Pastor salva criança que seria sacrificada por feiticeiro na África

Peter Sewakiryanga atua no combate de feiticeiros e resgatar crianças sequestradas para rituais de bruxaria.

Pastor salva criança que seria sacrificada por feiticeiro na África
Pastor salva criança que seria sacrificada por feiticeiro na África

O pastor Peter Sewakiryanga, líder de uma organização cristã que atua no combate de sacrifício de criança e tráfico de seres humanos em Uganda na África, ajudou autoridades de segurança a caçar um feiticeiro que matou um menino de 5 anos de idade.

O Ministério de Assistência à Criança de Kyampisi, fundado pelo pastor Peter Sewakiryanga, que salva crianças sequestradas, revelaram que o culpado foi preso durante uma operação intensiva realizada na noite da última sexta-feira (15), informaram ao portal UGN.

A vítima era o filho de uma mãe já havia que perdido dois de seus filhos pela prática do mal.

A primeira vítima era um garoto se chamava Wilson, 5 anos, morto sacrificada com a língua cortada, segundo afirmou a organização em comunicado.

O primeiro menino desapareceu em 26/09/2019. Nesse caso, a mãe perdeu o segundo e único filho restante também para o sacrifício de crianças , acrescentaram.

O Ministério de Assistência à Criança de Kyampisi observaram que eles tiveram 7 casos relacionados ao sacrifício de crianças em dois meses. “Continuaremos caçando outras pessoas amanhã (16 de novembro de 2019).
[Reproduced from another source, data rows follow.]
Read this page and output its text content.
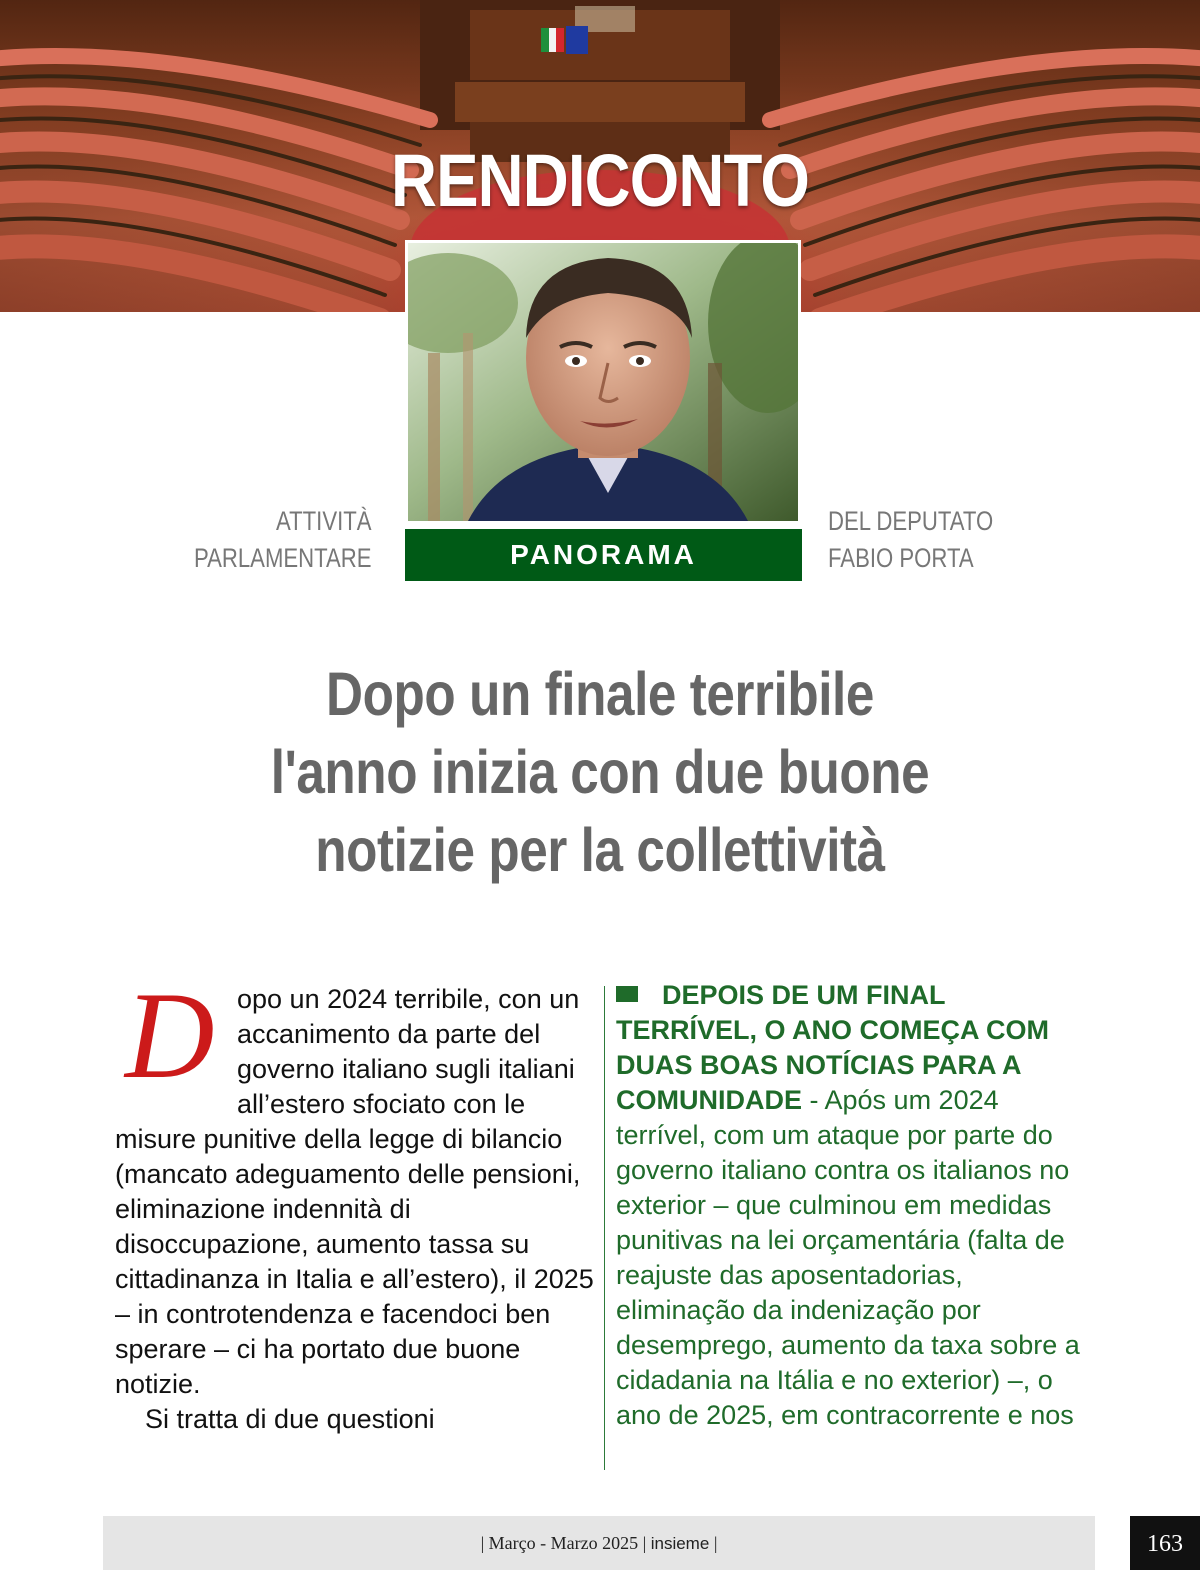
RENDICONTO
ATTIVITÀ
PARLAMENTARE	PANORAMA
DEL DEPUTATO
FABIO PORTA
Dopo un finale terribile
l'anno inizia con due buone
notizie per la collettività
D opo un 2024 terribile, con un accanimento da parte del governo italiano sugli italiani all’estero sfociato con le misure punitive della legge di bilancio (mancato adeguamento delle pensioni, eliminazione indennità di disoccupazione, aumento tassa su cittadinanza in Italia e all’estero), il 2025 – in controtendenza e facendoci ben sperare – ci ha portato due buone notizie.

Si tratta di due questioni

DEPOIS DE UM FINAL TERRÍVEL, O ANO COMEÇA COM DUAS BOAS NOTÍCIAS PARA A COMUNIDADE - Após um 2024 terrível, com um ataque por parte do governo italiano contra os italianos no exterior – que culminou em medidas punitivas na lei orçamentária (falta de reajuste das aposentadorias, eliminação da indenização por desemprego, aumento da taxa sobre a cidadania na Itália e no exterior) –, o ano de 2025, em contracorrente e nos
| Março - Marzo 2025 | insieme |	163
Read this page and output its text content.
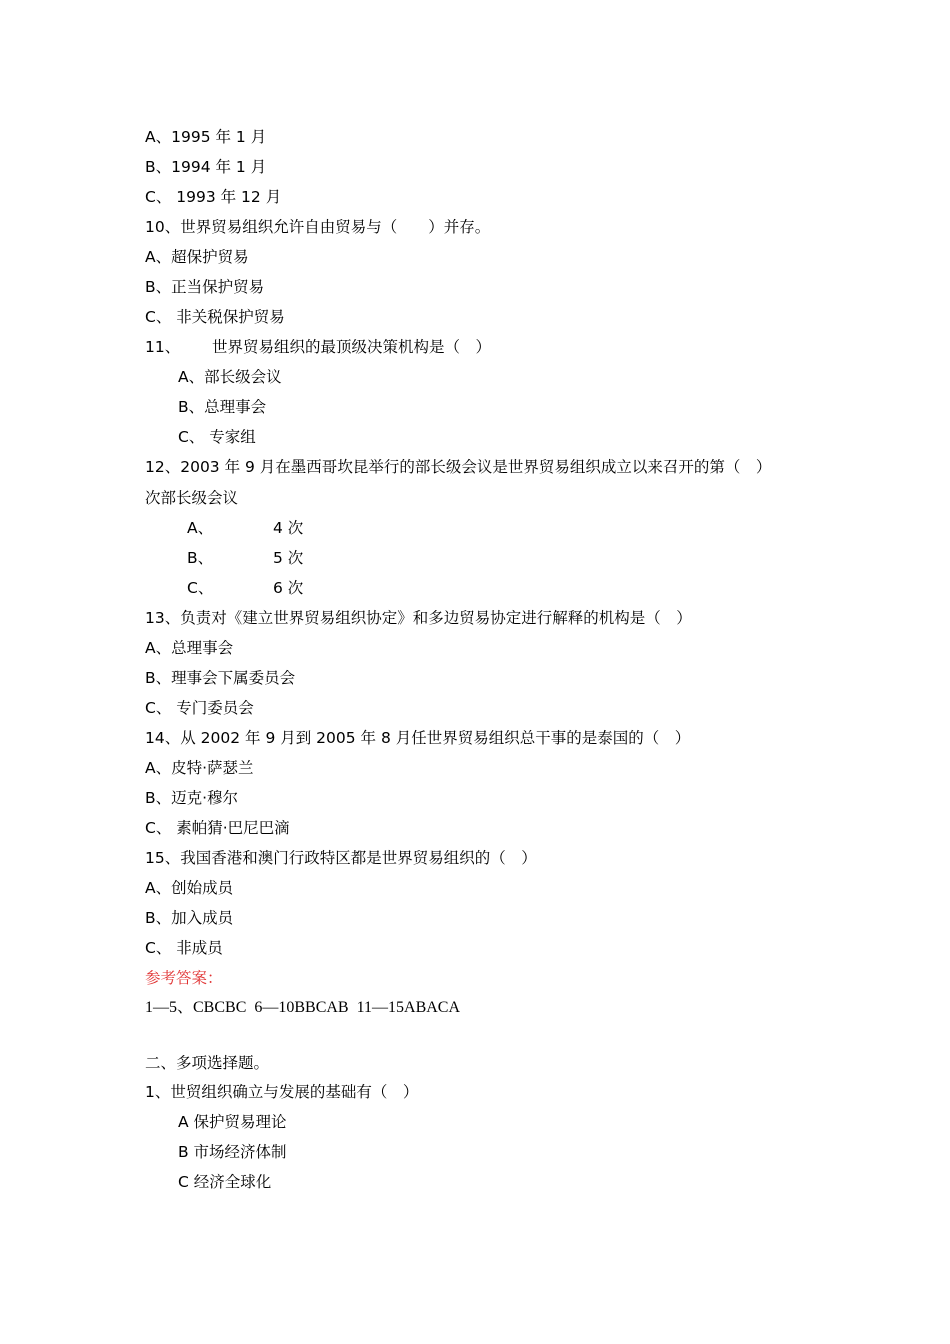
A、1995 年 1 月
B、1994 年 1 月
C、 1993 年 12 月
10、世界贸易组织允许自由贸易与（　　）并存。
A、超保护贸易
B、正当保护贸易
C、 非关税保护贸易
11、 世界贸易组织的最顶级决策机构是（　）
A、部长级会议
B、总理事会
C、 专家组
12、2003 年 9 月在墨西哥坎昆举行的部长级会议是世界贸易组织成立以来召开的第（　）
次部长级会议
A、	4 次
B、	5 次
C、	6 次
13、负责对《建立世界贸易组织协定》和多边贸易协定进行解释的机构是（　）
A、总理事会
B、理事会下属委员会
C、 专门委员会
14、从 2002 年 9 月到 2005 年 8 月任世界贸易组织总干事的是泰国的（　）
A、皮特·萨瑟兰
B、迈克·穆尔
C、 素帕猜·巴尼巴滴
15、我国香港和澳门行政特区都是世界贸易组织的（　）
A、创始成员
B、加入成员
C、 非成员
参考答案：
1—5、CBCBC  6—10BBCAB  11—15ABACA
二、多项选择题。
1、世贸组织确立与发展的基础有（　）
A 保护贸易理论
B 市场经济体制
C 经济全球化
Por favor, ore pela segurança de nossa equipe que conduz a operação”, disseram eles.

Relatórios mostraram que crianças e adultos em várias partes de Uganda são sequestrados por feiticeiros que os torturam e frequentemente os matam como parte de um sacrifício maligno espiritual.

Os feiticeiros mutilam as crianças e usam seu sangue, tecido ou órgãos em rituais de bruxaria que prometem trazer proteção, prosperidade e boa saúde aos clientes.

Combatendo essa prática terrível está o pastor Peter Sewakiryanga, um ex-contador, que começou a fazer campanha contra o sacrifício de crianças há cerca de uma década e administra o Ministério de Assistência à Criança Kyampisi.

Ele ajuda a reabilitar sobreviventes e aumentar a conscientização sobre a prática maligna, trabalhando com políticos, policiais, promotores e juízes para levar os infratores à justiça.

7 COMENTÁRIOS

  1. É extremamente conveniente para a reprodução e o reforço de um discurso racista, que um “pastor” negro africano supostamente “salve” crianças de um “ritual” de “feitiçaria” na África.

    Partindo do pressuposto que historicamente, as culturas africanas são tratadas pelo ocidente como expressões de primitivismo cultural e mais ainda, associados a um ser maligno cuja construção se deu fora de África, é interessante pensar que o neocolonialismo continua a todo vapor no continente. E mais conveniente ainda é esta “notícia” ser veiculada por um site “cristão”

    Senão vejamos: Em que momento histórico, surgiu na antropologia das sociedades africanas a figura do “feiticeiro”?

    A partir do momento em que as populações africanas foram invadidas por hordas de exércitos vindo da Eurásia e que desconheciam e não compreendam as relações dos africanos com sua ancestralidade.

    Não existia a palavra “religião” na África, porque esta tem origem no latim “religare”.

    A palavra “mandinga”, geralmente associada a bruxaria pelo ocidente, nada mais é que o nome de um grande grupo étnico do oeste da África, compreendendo diversas nações. Foi de lá por exemplo que saíram os reis Abu bakr II, Sundiata keita e Manda Kanku Musa. Os mandingas possuíam profundos conhecimentos sobre a cura de doenças através das ervas, algo desconhecido pelos euroasiaticos que os escravizaram.

    E este Cristo tão falado por protestantes, nada mais é que um homem preto, africano, hebreu cujo povo tem origem na região do antigo Punt, a Etiópia atual.

    Não por acaso a Bíblia fala o tempo inteiro de África, e povos pretos como os sabeis, egípcios, etíopes, caldeus, etc.

    Porém este livro passou a ter uma leitura eurocentrica a partir do momento em que foi controlado pela igreja católica, desde 300 d.C ano do concilio de Nicéia.

    “Conhecereis a verdade e a verdade vos libertará” antigo provérbio africano.